P4 – Now clock this
More chuckling boffins on the case
Well, when you start going on about clock speed, you know you're in for it. Geoffrey Barnett hasn't stopped laughing since last week:
I just read James Perry's defense of why the Itanium has lower clock speeds than the P4 and nearly laughed my arse off! Why, you might ask? 'Tis quite simple, really -- this is the exact, same argument that us fellows in the Macintosh/PowerPC camp have been using for the past few years!!
Of course, when WE put it forth, the Wintel gearheads all scoff merrily and flame us until we resemble overdone charcoal, so imagine my surprise when I see
one of 'em stealing OUR argument to defend an Intel product against - ANOTHER Intel product!

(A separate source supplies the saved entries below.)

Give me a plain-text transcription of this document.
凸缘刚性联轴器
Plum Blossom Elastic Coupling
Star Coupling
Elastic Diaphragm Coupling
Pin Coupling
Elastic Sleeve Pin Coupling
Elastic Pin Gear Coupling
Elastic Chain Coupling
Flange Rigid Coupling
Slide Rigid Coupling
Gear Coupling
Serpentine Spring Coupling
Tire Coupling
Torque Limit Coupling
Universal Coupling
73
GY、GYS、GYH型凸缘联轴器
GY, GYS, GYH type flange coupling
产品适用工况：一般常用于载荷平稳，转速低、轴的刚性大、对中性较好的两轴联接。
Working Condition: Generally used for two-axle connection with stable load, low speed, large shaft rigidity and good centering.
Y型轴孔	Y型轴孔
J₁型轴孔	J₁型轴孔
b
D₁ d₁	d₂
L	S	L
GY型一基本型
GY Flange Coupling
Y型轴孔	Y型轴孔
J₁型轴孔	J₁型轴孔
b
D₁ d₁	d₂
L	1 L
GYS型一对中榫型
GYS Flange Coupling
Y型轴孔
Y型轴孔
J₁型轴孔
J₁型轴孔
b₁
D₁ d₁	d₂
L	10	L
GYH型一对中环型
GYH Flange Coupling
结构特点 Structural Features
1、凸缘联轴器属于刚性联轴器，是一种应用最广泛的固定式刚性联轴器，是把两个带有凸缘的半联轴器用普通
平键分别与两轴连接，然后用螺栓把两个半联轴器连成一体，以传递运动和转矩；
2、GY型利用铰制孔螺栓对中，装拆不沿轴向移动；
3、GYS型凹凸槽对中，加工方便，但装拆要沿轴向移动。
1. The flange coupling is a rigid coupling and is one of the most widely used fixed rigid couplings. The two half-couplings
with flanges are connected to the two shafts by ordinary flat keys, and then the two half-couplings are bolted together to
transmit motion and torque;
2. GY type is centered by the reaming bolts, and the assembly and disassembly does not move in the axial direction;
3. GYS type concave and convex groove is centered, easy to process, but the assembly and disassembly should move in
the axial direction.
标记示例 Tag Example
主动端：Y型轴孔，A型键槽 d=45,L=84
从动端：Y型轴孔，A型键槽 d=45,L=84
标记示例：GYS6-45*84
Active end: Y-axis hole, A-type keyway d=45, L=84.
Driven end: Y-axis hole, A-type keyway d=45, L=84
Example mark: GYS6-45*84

Oh, the brazenness! Oh, the hypocrisy! Oh, my ribs!
Dr. David Crocker then chipped in with some advanced boffinspeak:
The IA64 architecture was indeed intended to reach high clock speeds. Modern x86 processors have a number of complicated features, i.e.:
- Complicated instruction decode logic (because of variable instruction length)
- Out-of-order execution (needed to raise the average number of instructions per clock much above 1)
- Register renaming (needed because of the small number of x86 registers, and to make it more likely that multiple instructions can be executed simultaneously)
IA64 was intended to enable more instructions to be executed in parallel (basically by having lots more registers, but with a few neat features like predicated instructions as well) and also to greatly simplify the instruction decode and issue logic, enabling an increase in clock frequency and/or a decrease in pipeline length.
However, since the IA64 architecture was designed, Intel and AMD engineers have managed to push far more performance out of the x86 architecture than was previously thought possible. Meanwhile the Itanic engineers seem to have made a pigs ear of the design. An IA64 processor *should* be much simpler to build than an x86 processor and (assuming the same process technology) should either clock at a higher rate or have fewer pipeline stages. Maybe Intel/HP will achieve this in McKinley.
As to the Itanic executing at least 3 instructions per clock instead of an average of just over 1 for x86: this assumes that the compiler can always find 3 instructions that are independent of each other. In practice, quite often the compiler will be unable to do this and will insert NOPs, or the compiler will schedule speculative (predicated) instructions which may turn out to be wasted.
IA64 will have an advantage over IA32 in floating-point intensive software (because the x86 has an inefficient stack-based floating point architecture) - although that advantage may be lost if software is recompiled for SSE2 on IA32 - but in order to obtain a significant improvement in integer performance over an IA32 processor, my expectation is that Itanic will need to be clocked almost as fast.